I glanced at him, startled.
“The North Koreans,” Magorian said. “The compulsion drugs they used on the Old Ones, that the Chinese government gave to us…in hindsight, I can see that the drugs have to be DNA specific—or DNA group specific, at least. They typed DNA according to what race they wanted to manipulate.”
“The European strategy group will confirm that,” I pointed out, for we had given the vials to that group of heads of state dealing with the Old Races crisis in Europe. Magorian and I were both nominally members of the group, but we were mere crumbs on the carpet beneath a table of luminaries that included the King of Spain.
“They don’t have to confirm it,” Magorian said. “The drugs work. Therefore, the DNA sensitivity was correctly set. The North Koreans got it right.”
“Yeah, I still don’t get why they made that shit,” Ketill said. He had seen the videos of dragons compelled to turn their fire breath upon a cellar of Old Ones, too. “What’s the point of it?”
“Control over the Old Races,” Magorian replied.
“They already control us,” Ketill said flatly. “So long as I’m not legally a person, they control every fucking thing in my life.”
“The North Koreans took it a step further,” Magorian said. “They want shock troops.”
“Are you still extrapolating, or has that been confirmed?” I asked, for I had not accessed the European group’s reports for weeks.
“Nothing coming out of North Korea is confirmed,” Magorian said. “But the paper I read was written by one of the world’s top experts on North Korea. The North Koreans are worried about South Korea and the western allies striking North Korea first. They always have been. Everything North Korea does is to counter that possible first strike, up to and including striking before we do. And for that, the Old Race shock troops are perfect. Or so North Korea thinks. It will leave their nuclear arsenal as a second-strike weapon for farther range targets.”
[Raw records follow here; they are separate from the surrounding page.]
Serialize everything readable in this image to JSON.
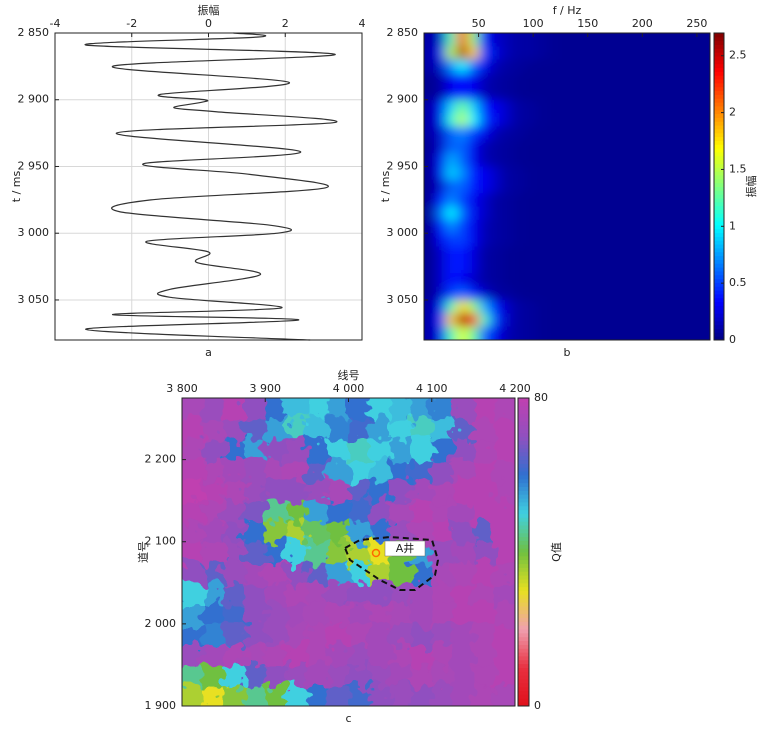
{
  "chart_data": [
    {
      "type": "line",
      "xlabel": "振幅",
      "ylabel": "t / ms",
      "caption": "a",
      "color": "#333333",
      "grid": true,
      "y_inverted": true,
      "xlim": [
        -4,
        4
      ],
      "xticks": [
        -4,
        -2,
        0,
        2,
        4
      ],
      "ylim": [
        2850,
        3080
      ],
      "yticks": [
        {
          "value": 2850,
          "label": "2 850"
        },
        {
          "value": 2900,
          "label": "2 900"
        },
        {
          "value": 2950,
          "label": "2 950"
        },
        {
          "value": 3000,
          "label": "3 000"
        },
        {
          "value": 3050,
          "label": "3 050"
        }
      ],
      "y": [
        2850,
        2853,
        2859,
        2866,
        2875,
        2887,
        2896,
        2900,
        2902,
        2906,
        2909,
        2917,
        2925,
        2939,
        2948,
        2956,
        2966,
        2975,
        2984,
        2994,
        3000,
        3006,
        3014,
        3022,
        3031,
        3042,
        3048,
        3056,
        3061,
        3065,
        3072,
        3080
      ],
      "values": [
        0.65,
        1.3,
        -3.2,
        3.3,
        -2.5,
        2.1,
        -1.25,
        -0.1,
        -0.2,
        -0.9,
        0.2,
        3.3,
        -2.4,
        2.4,
        -1.7,
        1.1,
        3.05,
        -1.5,
        -2.3,
        1.6,
        1.8,
        -1.6,
        0,
        -0.3,
        1.35,
        -1.0,
        -1.0,
        1.9,
        -2.5,
        2.35,
        -3.2,
        2.65
      ]
    },
    {
      "type": "heatmap",
      "xlabel": "f / Hz",
      "ylabel": "t / ms",
      "caption": "b",
      "colormap": "jet",
      "y_inverted": true,
      "xlim": [
        0,
        262
      ],
      "xticks": [
        50,
        100,
        150,
        200,
        250
      ],
      "ylim": [
        2850,
        3080
      ],
      "yticks": [
        {
          "value": 2850,
          "label": "2 850"
        },
        {
          "value": 2900,
          "label": "2 900"
        },
        {
          "value": 2950,
          "label": "2 950"
        },
        {
          "value": 3000,
          "label": "3 000"
        },
        {
          "value": 3050,
          "label": "3 050"
        }
      ],
      "colorbar": {
        "label": "振幅",
        "lim": [
          0,
          2.7
        ],
        "ticks": [
          0,
          0.5,
          1.0,
          1.5,
          2.0,
          2.5
        ]
      },
      "x_bins": [
        0,
        10,
        20,
        30,
        40,
        50,
        60,
        70,
        80,
        90,
        100,
        110,
        120,
        262
      ],
      "y_bins": [
        2850,
        2860,
        2870,
        2880,
        2890,
        2900,
        2910,
        2920,
        2930,
        2940,
        2950,
        2960,
        2970,
        2980,
        2990,
        3000,
        3010,
        3020,
        3030,
        3040,
        3050,
        3060,
        3070,
        3080
      ],
      "z": [
        [
          0.1,
          0.2,
          1.2,
          2.2,
          1.4,
          0.4,
          0.2,
          0.15,
          0.1,
          0.1,
          0.08,
          0.06,
          0.05
        ],
        [
          0.1,
          0.3,
          1.5,
          2.6,
          1.8,
          0.5,
          0.25,
          0.15,
          0.1,
          0.1,
          0.08,
          0.06,
          0.05
        ],
        [
          0.1,
          0.2,
          0.7,
          1.0,
          0.6,
          0.3,
          0.15,
          0.1,
          0.08,
          0.06,
          0.05,
          0.05,
          0.05
        ],
        [
          0.05,
          0.1,
          0.3,
          0.4,
          0.3,
          0.15,
          0.1,
          0.08,
          0.06,
          0.05,
          0.05,
          0.05,
          0.05
        ],
        [
          0.05,
          0.1,
          0.3,
          0.4,
          0.3,
          0.15,
          0.1,
          0.08,
          0.06,
          0.05,
          0.05,
          0.05,
          0.05
        ],
        [
          0.1,
          0.3,
          0.9,
          1.3,
          0.9,
          0.4,
          0.3,
          0.2,
          0.1,
          0.08,
          0.06,
          0.05,
          0.05
        ],
        [
          0.1,
          0.3,
          1.1,
          1.5,
          1.0,
          0.5,
          0.3,
          0.2,
          0.1,
          0.08,
          0.06,
          0.05,
          0.05
        ],
        [
          0.1,
          0.2,
          0.6,
          0.7,
          0.5,
          0.3,
          0.15,
          0.1,
          0.08,
          0.06,
          0.05,
          0.05,
          0.05
        ],
        [
          0.05,
          0.2,
          0.6,
          0.6,
          0.3,
          0.15,
          0.1,
          0.08,
          0.06,
          0.05,
          0.05,
          0.05,
          0.05
        ],
        [
          0.05,
          0.3,
          0.8,
          0.6,
          0.3,
          0.15,
          0.1,
          0.08,
          0.06,
          0.05,
          0.05,
          0.05,
          0.05
        ],
        [
          0.05,
          0.3,
          0.9,
          0.7,
          0.4,
          0.3,
          0.2,
          0.1,
          0.08,
          0.06,
          0.05,
          0.05,
          0.05
        ],
        [
          0.05,
          0.2,
          0.6,
          0.6,
          0.4,
          0.3,
          0.2,
          0.1,
          0.08,
          0.06,
          0.05,
          0.05,
          0.05
        ],
        [
          0.05,
          0.4,
          0.7,
          0.5,
          0.3,
          0.2,
          0.1,
          0.08,
          0.06,
          0.05,
          0.05,
          0.05,
          0.05
        ],
        [
          0.05,
          0.6,
          1.0,
          0.6,
          0.3,
          0.2,
          0.1,
          0.08,
          0.06,
          0.05,
          0.05,
          0.05,
          0.05
        ],
        [
          0.05,
          0.4,
          0.7,
          0.5,
          0.3,
          0.15,
          0.1,
          0.08,
          0.06,
          0.05,
          0.05,
          0.05,
          0.05
        ],
        [
          0.05,
          0.3,
          0.5,
          0.5,
          0.3,
          0.15,
          0.1,
          0.08,
          0.06,
          0.05,
          0.05,
          0.05,
          0.05
        ],
        [
          0.05,
          0.2,
          0.4,
          0.4,
          0.25,
          0.1,
          0.08,
          0.06,
          0.05,
          0.05,
          0.05,
          0.05,
          0.05
        ],
        [
          0.05,
          0.2,
          0.4,
          0.4,
          0.25,
          0.1,
          0.08,
          0.06,
          0.05,
          0.05,
          0.05,
          0.05,
          0.05
        ],
        [
          0.05,
          0.2,
          0.4,
          0.3,
          0.2,
          0.1,
          0.08,
          0.06,
          0.05,
          0.05,
          0.05,
          0.05,
          0.05
        ],
        [
          0.05,
          0.2,
          0.5,
          0.6,
          0.4,
          0.2,
          0.1,
          0.08,
          0.06,
          0.05,
          0.05,
          0.05,
          0.05
        ],
        [
          0.1,
          0.3,
          1.2,
          1.8,
          1.4,
          0.8,
          0.4,
          0.2,
          0.1,
          0.08,
          0.06,
          0.05,
          0.05
        ],
        [
          0.1,
          0.4,
          1.8,
          2.6,
          2.2,
          1.2,
          0.5,
          0.2,
          0.1,
          0.08,
          0.06,
          0.05,
          0.05
        ],
        [
          0.1,
          0.3,
          1.2,
          1.6,
          1.3,
          0.6,
          0.3,
          0.15,
          0.1,
          0.08,
          0.06,
          0.05,
          0.05
        ]
      ]
    },
    {
      "type": "heatmap",
      "xlabel": "线号",
      "ylabel": "道号",
      "caption": "c",
      "annotation": "A井",
      "colormap": [
        "#e0101a",
        "#e83040",
        "#f0a0b0",
        "#e8e020",
        "#70c040",
        "#40d0e0",
        "#3070d0",
        "#9050c0",
        "#c040b0"
      ],
      "xlim": [
        3800,
        4200
      ],
      "xticks": [
        {
          "value": 3800,
          "label": "3 800"
        },
        {
          "value": 3900,
          "label": "3 900"
        },
        {
          "value": 4000,
          "label": "4 000"
        },
        {
          "value": 4100,
          "label": "4 100"
        },
        {
          "value": 4200,
          "label": "4 200"
        }
      ],
      "ylim": [
        1900,
        2275
      ],
      "yticks": [
        {
          "value": 1900,
          "label": "1 900"
        },
        {
          "value": 2000,
          "label": "2 000"
        },
        {
          "value": 2100,
          "label": "2 100"
        },
        {
          "value": 2200,
          "label": "2 200"
        }
      ],
      "colorbar": {
        "label": "Q值",
        "lim": [
          0,
          80
        ],
        "ticks": [
          0,
          80
        ]
      },
      "x_bins": [
        3800,
        3825,
        3850,
        3875,
        3900,
        3925,
        3950,
        3975,
        4000,
        4025,
        4050,
        4075,
        4100,
        4125,
        4150,
        4175,
        4200
      ],
      "y_bins": [
        1900,
        1925,
        1950,
        1975,
        2000,
        2025,
        2050,
        2075,
        2100,
        2125,
        2150,
        2175,
        2200,
        2225,
        2250,
        2275
      ],
      "z": [
        [
          35,
          30,
          38,
          45,
          40,
          50,
          60,
          65,
          62,
          70,
          72,
          70,
          72,
          74,
          76,
          75
        ],
        [
          45,
          40,
          50,
          65,
          70,
          72,
          74,
          72,
          70,
          72,
          74,
          76,
          75,
          74,
          76,
          78
        ],
        [
          72,
          74,
          76,
          75,
          76,
          78,
          76,
          74,
          72,
          74,
          76,
          78,
          76,
          74,
          76,
          78
        ],
        [
          60,
          58,
          65,
          70,
          72,
          75,
          76,
          78,
          76,
          74,
          72,
          70,
          72,
          74,
          76,
          78
        ],
        [
          55,
          60,
          62,
          70,
          72,
          74,
          75,
          76,
          74,
          76,
          75,
          74,
          76,
          78,
          78,
          76
        ],
        [
          50,
          55,
          65,
          70,
          74,
          76,
          75,
          72,
          70,
          70,
          72,
          74,
          76,
          78,
          76,
          74
        ],
        [
          70,
          65,
          72,
          74,
          76,
          70,
          65,
          55,
          50,
          35,
          40,
          60,
          75,
          76,
          78,
          76
        ],
        [
          78,
          76,
          72,
          65,
          60,
          50,
          45,
          38,
          35,
          30,
          40,
          55,
          72,
          74,
          70,
          78
        ],
        [
          76,
          74,
          70,
          60,
          38,
          35,
          42,
          40,
          55,
          60,
          72,
          76,
          78,
          70,
          65,
          78
        ],
        [
          78,
          76,
          72,
          68,
          45,
          40,
          55,
          60,
          62,
          70,
          75,
          78,
          76,
          74,
          78,
          78
        ],
        [
          80,
          78,
          76,
          72,
          70,
          70,
          72,
          75,
          65,
          60,
          70,
          74,
          76,
          78,
          78,
          76
        ],
        [
          78,
          76,
          74,
          72,
          75,
          76,
          65,
          55,
          50,
          52,
          60,
          62,
          70,
          75,
          78,
          76
        ],
        [
          76,
          70,
          60,
          55,
          70,
          72,
          60,
          50,
          48,
          50,
          55,
          50,
          60,
          70,
          76,
          78
        ],
        [
          78,
          75,
          72,
          65,
          55,
          48,
          52,
          58,
          62,
          55,
          50,
          48,
          52,
          65,
          76,
          78
        ],
        [
          75,
          72,
          78,
          70,
          60,
          52,
          50,
          55,
          60,
          50,
          52,
          55,
          58,
          72,
          78,
          76
        ]
      ]
    }
  ]
}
There was something in Magorian’s voice, a sour note, that prompted me to say, “But you don’t believe that.”
Magorian glanced at me. “No.”
I reminded myself that Magorian read widely and deeply, that the histories he consumed gave him a unique perspective on modern affairs. “What do you think they want the shock troops for?”
Magorian turned in the seat so he was looking at me properly. “North Korea using their nuclear arsenal as a follow up strategy doesn’t make sense, not when you look at what weapons they’ve got.”
“They’ve got nukes,” Ketill said dryly. “What else do we need to know?”
“They’ve got limited nukes,” Magorian replied. “The bulk of North Korea’s weapons are short and medium range missiles. They can’t reach North America with them, and the very few long-range weapons they have weren’t successful when tested. They wouldn’t rely on short range missiles as a backup—they’re useless for that. Besides, Kim Jong-un is paranoid. He thinks the United States is just waiting for him to lower his guard for one second, and they’ll leap. Everything he’s built is designed to hit back, if he can’t smack the US first….which he can’t, right now.”
“So the Old Race shock troops are for…what, exactly?” Ketill prompted.
Magorian remained silent for a very long time, then said reluctantly, “I don’t know…but every time I think about it, that Hieronymus Bosch triptych settles in the back of my mind and crackles like a fire.”